Хотя и отозвал меня в сторону. «Проследи, чтобы она не носила такое дерьмо в школе» — сказал он.

Отлично. Теперь я должен одевать ее по утрам.

В обычное время, когда мы были в дома, она очень мешала мне работать, когда одевалась подобным образом.

Но сейчас все гораздо хуже, потому что рядом никого нет. Никто не заглядывает мне через плечо, некому доложить боссу, что я потратил слишком много времени, разглядывая его восхитительную дочь. Ее длинные ноги, такие гладкие и соблазнительные. Наверняка на ощупь она как шелк, хотя я не осмелился бы прикоснуться к ней и пальцем. Я даже не прикасался к ее руке или кисти с той ночи. Я не доверяю себе.

Она перекладывает ногу на ногу, и у меня пересыхает во рту.

— Извини, Юр. Просто включи радио? Я думаю, что поездка будет намного приятнее.

В ее тошнотворно сладком голосе слышится язвительность, которой достаточно, чтобы заставить меня рассмеяться.

— Думаю, я могу это устроить, — я нажимаю кнопку на руле. — Видишь? Относишься к кому-то с уважением, и получаешь уважение.

— Ты что Макаренко?

Она бросает на меня эпический взгляд, а затем возвращает свое внимание к телефону, продолжая прокручивать социальные сети. Я только усмехаюсь, снова сосредоточившись на дороге.

Я видел фотографии квартиры, в которую мы переезжаем, и не могу притворяться, что она не впечатляет. Целая семья могла бы жить там с комфортом - спальни просто огромные. Я бы убил за такую большую комнату, когда был подростком и теснился в том, что было чуть больше шкафа, вместе с тремя братьями, о которых заботились мои бабушка и дедушка. Две двухъярусных кровати были слишком велики для этой комнаты. Мне приходилось поворачиваться боком, чтобы пролезть между ними.

На первый взгляд, я прошел долгий путь. И моя работа, несмотря на то, что она изнурительная и тяжелая, чем все, что мне когда-либо приходилось делать, намного легче, чем быть разнорабочим и рать канавы и ходить на завод, чем занимался мой дед, когда был в моем возрасте. Мой отец всегда любил напоминать мне об этом, когда я жаловался, как это иногда делают дети. Но это было до того, как он начал работать на босса - до того, как наша жизнь изменилась. До того, как меня забрали из дома моих бабушки и дедушки.

Я не копаю канавы, но я вырыл не одну яму, которую потом заполнил тем, что осталось от людей, которых мне поручили устранить. Интересно, что бы подумал об этом мой дедушка.

— Смени станцию. Найди что-нибудь менее скучное?

Я смотрю на нее в зеркало.

— Это классика.

— Классика? — она морщит нос от отвращения. — Это старье.

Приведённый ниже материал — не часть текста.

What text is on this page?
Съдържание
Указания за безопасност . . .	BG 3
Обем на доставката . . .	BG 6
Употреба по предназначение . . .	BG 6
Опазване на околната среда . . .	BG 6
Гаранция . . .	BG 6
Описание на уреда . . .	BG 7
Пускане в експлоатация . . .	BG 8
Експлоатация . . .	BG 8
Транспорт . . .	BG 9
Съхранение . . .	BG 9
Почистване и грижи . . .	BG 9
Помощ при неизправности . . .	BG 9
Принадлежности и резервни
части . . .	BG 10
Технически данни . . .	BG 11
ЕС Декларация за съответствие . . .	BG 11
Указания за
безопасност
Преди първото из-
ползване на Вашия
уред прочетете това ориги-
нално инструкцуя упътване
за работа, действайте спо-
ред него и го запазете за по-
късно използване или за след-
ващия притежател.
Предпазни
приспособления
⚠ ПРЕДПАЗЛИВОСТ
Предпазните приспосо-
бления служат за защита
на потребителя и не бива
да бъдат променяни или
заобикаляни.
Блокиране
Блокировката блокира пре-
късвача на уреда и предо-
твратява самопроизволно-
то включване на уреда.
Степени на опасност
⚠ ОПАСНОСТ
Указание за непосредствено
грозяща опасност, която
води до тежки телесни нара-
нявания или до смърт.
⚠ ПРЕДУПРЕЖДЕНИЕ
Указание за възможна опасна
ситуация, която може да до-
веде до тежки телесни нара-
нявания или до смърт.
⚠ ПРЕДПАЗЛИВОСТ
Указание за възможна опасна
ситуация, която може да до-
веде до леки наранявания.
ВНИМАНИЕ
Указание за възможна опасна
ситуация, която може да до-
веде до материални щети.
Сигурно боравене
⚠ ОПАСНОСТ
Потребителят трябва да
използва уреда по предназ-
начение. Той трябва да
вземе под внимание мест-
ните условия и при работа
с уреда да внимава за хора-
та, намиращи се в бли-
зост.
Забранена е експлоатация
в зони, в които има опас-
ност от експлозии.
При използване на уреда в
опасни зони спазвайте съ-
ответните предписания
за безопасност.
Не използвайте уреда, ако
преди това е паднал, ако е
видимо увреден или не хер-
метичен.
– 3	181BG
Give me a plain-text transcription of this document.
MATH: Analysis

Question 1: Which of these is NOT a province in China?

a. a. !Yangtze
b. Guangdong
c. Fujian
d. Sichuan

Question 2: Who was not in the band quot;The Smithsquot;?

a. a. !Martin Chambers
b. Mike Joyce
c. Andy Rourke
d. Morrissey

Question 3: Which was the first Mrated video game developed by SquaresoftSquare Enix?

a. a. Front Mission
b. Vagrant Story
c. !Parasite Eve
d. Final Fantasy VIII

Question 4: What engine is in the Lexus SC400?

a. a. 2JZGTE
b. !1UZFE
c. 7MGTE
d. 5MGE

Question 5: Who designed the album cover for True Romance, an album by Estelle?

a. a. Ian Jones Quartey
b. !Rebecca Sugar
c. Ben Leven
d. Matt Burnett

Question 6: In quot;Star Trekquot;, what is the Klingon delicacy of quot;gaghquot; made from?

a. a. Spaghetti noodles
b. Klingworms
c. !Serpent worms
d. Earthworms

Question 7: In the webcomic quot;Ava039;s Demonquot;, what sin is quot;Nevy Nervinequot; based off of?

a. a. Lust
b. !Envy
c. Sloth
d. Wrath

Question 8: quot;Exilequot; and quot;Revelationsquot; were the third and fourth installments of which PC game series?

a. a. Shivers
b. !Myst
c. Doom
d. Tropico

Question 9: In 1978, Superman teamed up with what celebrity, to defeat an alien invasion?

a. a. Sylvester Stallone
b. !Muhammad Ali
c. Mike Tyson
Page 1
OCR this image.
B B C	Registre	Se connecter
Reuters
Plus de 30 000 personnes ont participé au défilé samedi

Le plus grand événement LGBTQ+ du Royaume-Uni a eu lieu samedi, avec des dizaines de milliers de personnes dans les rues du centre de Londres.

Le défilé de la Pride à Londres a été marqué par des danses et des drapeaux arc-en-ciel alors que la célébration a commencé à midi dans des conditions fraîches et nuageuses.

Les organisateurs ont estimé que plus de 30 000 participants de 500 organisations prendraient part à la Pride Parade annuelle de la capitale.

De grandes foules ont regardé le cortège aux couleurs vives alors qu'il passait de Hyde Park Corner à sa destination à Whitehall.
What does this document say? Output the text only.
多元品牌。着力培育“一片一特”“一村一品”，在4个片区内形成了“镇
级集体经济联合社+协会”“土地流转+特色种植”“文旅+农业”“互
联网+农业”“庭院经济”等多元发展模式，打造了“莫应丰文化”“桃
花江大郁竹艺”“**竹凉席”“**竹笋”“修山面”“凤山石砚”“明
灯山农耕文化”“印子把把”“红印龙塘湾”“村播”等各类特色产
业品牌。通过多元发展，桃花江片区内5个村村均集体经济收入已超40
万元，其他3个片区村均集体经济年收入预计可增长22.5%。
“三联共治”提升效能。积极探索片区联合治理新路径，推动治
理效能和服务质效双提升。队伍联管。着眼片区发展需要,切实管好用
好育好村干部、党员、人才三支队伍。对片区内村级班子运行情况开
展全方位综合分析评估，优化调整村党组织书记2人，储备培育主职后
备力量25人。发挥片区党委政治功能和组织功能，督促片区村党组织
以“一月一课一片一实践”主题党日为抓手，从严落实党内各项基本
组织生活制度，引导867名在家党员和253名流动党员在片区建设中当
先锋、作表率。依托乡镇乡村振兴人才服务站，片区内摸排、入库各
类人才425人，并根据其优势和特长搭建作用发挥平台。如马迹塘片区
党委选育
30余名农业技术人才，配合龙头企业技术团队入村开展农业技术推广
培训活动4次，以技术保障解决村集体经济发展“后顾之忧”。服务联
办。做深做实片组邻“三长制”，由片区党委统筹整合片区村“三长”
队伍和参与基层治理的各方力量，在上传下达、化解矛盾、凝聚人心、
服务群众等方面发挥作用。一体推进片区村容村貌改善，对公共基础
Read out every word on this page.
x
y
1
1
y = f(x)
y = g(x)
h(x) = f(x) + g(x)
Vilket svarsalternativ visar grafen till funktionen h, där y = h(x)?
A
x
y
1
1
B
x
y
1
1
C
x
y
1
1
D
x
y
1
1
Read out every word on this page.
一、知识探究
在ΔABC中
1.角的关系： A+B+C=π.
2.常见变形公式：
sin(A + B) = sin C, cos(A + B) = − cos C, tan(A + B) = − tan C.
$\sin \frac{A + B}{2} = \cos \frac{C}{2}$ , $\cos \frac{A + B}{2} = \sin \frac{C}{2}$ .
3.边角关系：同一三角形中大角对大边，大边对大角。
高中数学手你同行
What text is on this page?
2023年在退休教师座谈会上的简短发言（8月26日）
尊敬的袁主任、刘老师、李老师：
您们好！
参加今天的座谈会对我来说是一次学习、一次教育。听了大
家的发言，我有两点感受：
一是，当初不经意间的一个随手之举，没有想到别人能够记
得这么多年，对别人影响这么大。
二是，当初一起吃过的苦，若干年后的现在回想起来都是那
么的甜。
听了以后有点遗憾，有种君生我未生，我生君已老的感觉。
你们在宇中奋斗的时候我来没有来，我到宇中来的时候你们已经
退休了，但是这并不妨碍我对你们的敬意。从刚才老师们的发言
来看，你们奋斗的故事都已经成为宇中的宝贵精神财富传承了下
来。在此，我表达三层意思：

Я знаю, что она делает это, чтобы поиздеваться надо мной. Я знаю, что она слушает подобную музыку. Она хочет начать ссору, вот и все.

— Это то, на чем я вырос. Послушай, тебе понравится.

— Не хочу. Просто переключи.

Проще сделать как она просит, чем пытаться объяснить. Мы могли бы быть в горящем здании, и она набросилась бы на меня с кулаками, если бы я предложил помощь. И все потому, что это исходит от меня.

Так безопаснее. Я должен помнить об этом. Лучше, если она меня ненавидит, потому что тогда она не будет подкатывать ко мне, как в ту ночь. Сколько раз я дрочил при воспоминании о ее идеальном теле, так близко к моему? Вот она, рядом. Все, что мне нужно было сделать, это протянуть руку и схватить, и на этом все закончилось бы. Я не смог бы остановиться, как только дотронулся. Когда узнал бы, какова она на ощупь.

Вместо этого я проводил ночи, одержимый ею. Фантазируя о том, что могло бы случиться, если бы я не был таким сдержанным.